For once, history isn’t on the Yankees’ side, and GM Brian Cashman marched into a minefield Wednesday when trying to defend himself under interrogation about his last-place team.
Cashman stood trial during a 22-minute news conference before that night’s 9-1 victory over the Nationals, with the Yankees ending a nine-game losing streak, their longest since 1982. Cashman’s $294 million “disaster” — his own words — was 10 games out of the third wild-card spot, the playoff chase realistically over, if not mathematically so.
The GM had the good sense to speak in terms of having all of October to go through the forensic analysis of this pinstriped “embarrassment” — again, Cashman’s words — but slipped up when asked why his front office has earned the right to fix this Bronx catastrophe.
“I think we’ve got a pretty good track record,” Cashman said. “We’ve had a real good run of success.”
Notice the past tense. Dynasties end. Empires fall. This will only be the fifth time in Cashman’s 25-year reign the Yankees won’t make the playoffs — an incredible stretch of prosperity. But these Dive Bombers also are plunging toward their first losing season since 1992, and Cashman’s extended title drought is about to reach a 14th year, with 2009 the Yankees’ lone World Series appearance in two decades.
That is now Cashman’s “track record.” And the occupational hazard of being the Yankees’ GM is that you don’t get to take seasons off. Cashman & Co. have set a high bar for sustainable excellence, but his pinstriped playoff machine ran out of momentum this year — and the sputtering wreckage that takes the field every night in the Bronx doesn’t seem easily repaired for the future.
Aside from Aaron Judge and Gerrit Cole, at a combined cost of $684 million, what else is championship-caliber among this disappointing junk pile? The Yankees’ malfunction is not just a recent phenomenon, either. Since July 16 of last season, when they were 63-28 with a 13-game lead in the AL East, the Yankees aren’t even a .500 team (96-100).
Hal Steinbrenner ponying up $537.5 million for free agents over the winter was supposed to make everyone forget the Astros’ broom job in the ALCS last October. And full disclosure: I was among the many who predicted the Yankees would make the World Series this year (although losing to the Padres — oops). Turns out, Cashman’s roster was not only flawed, but it dramatically aged on a nightly basis, with DJ LeMahieu and Josh Donaldson crumbling before our eyes.
While Cashman has nimbly adjusted to adversity in past seasons, this time was different. The roster was crippled by health issues, with 22 players missing a total of 1,614 days on the IL at a cost of more than $70 million, and the GM couldn’t come up with ways to plug those holes. Instead, the dam burst.

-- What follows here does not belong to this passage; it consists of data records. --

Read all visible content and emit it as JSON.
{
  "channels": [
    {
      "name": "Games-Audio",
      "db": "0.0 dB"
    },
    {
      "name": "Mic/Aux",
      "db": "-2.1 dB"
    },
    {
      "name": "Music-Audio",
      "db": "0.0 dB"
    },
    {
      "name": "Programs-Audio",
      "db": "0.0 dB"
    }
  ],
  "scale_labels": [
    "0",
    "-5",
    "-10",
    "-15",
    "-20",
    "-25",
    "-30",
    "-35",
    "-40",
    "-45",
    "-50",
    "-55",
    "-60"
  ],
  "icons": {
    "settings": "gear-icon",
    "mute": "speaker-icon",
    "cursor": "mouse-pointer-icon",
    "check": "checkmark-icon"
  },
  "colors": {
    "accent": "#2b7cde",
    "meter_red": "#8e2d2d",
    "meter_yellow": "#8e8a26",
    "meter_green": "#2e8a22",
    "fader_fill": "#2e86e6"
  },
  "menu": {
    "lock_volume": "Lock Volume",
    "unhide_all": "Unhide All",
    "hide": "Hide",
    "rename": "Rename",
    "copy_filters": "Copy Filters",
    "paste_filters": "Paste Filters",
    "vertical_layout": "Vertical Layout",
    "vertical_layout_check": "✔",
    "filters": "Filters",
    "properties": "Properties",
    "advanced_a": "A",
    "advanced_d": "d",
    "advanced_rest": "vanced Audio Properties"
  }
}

“I don’t think there’s anybody on this planet that felt that the New York Yankees, as constructed leaving spring training, wasn’t a playoff-contending team,” Cashman said. “I certainly did. But at the same time, [expletive] happens, and a lot of it’s happened. And because of that, there’s a mess on our hands. . . . Why I’m in the position I am, I’ll do everything I can to try to clean it up and fix what’s broken.”
Cashman definitely gave the impression that he’ll be allowed to again spearhead that process. Given his close relationship with Steinbrenner, and this being only the first season of his four-year deal, his job is not in jeopardy, despite the daily “Fire Cashman!” chants in the Bronx. That’s hardly a surprise. But Cashman didn’t provide any assurances for the rest of his staff, or manager Aaron Boone, for that matter.
And with Cashman staying on, he better find some changes to satisfy Steinbrenner, who can’t move forward with the status quo after this debacle. The near-sellout crowds that continue to fill Yankee Stadium surely bought their tickets months ago, but the fans in those seats have morphed into an angry mob. It’s going to take more than promises to smooth over that turbulence, regardless of how this lost season finishes up.
“I think we’re all going to be evaluated,” Cashman said. “We’re going to look at every aspect of the operation, because that’s what you have to do under these circumstances, and that will take us where it takes us. Nobody’s happy where. We’re better than this, but haven’t played better than this. So we’ll see. Stay tuned.”
Cashman didn’t go as far as to guarantee Boone’s job security — the manager has another year left on his contract — but he would seem to be the most vulnerable. Not because the blame lies with Boone. Those gigs just run their course eventually and this type of season, for a Yankees’ manager, is hard to shake off.
“I think Boonie’s doing everything he can possibly do,” Cashman said. “Just like all of us.”
The Yankees’ collective effort wasn’t anywhere near good enough this season. Although Cashman acknowledged that much Wednesday, affixing blame shouldn’t be too difficult for his front office. All they need is a mirror.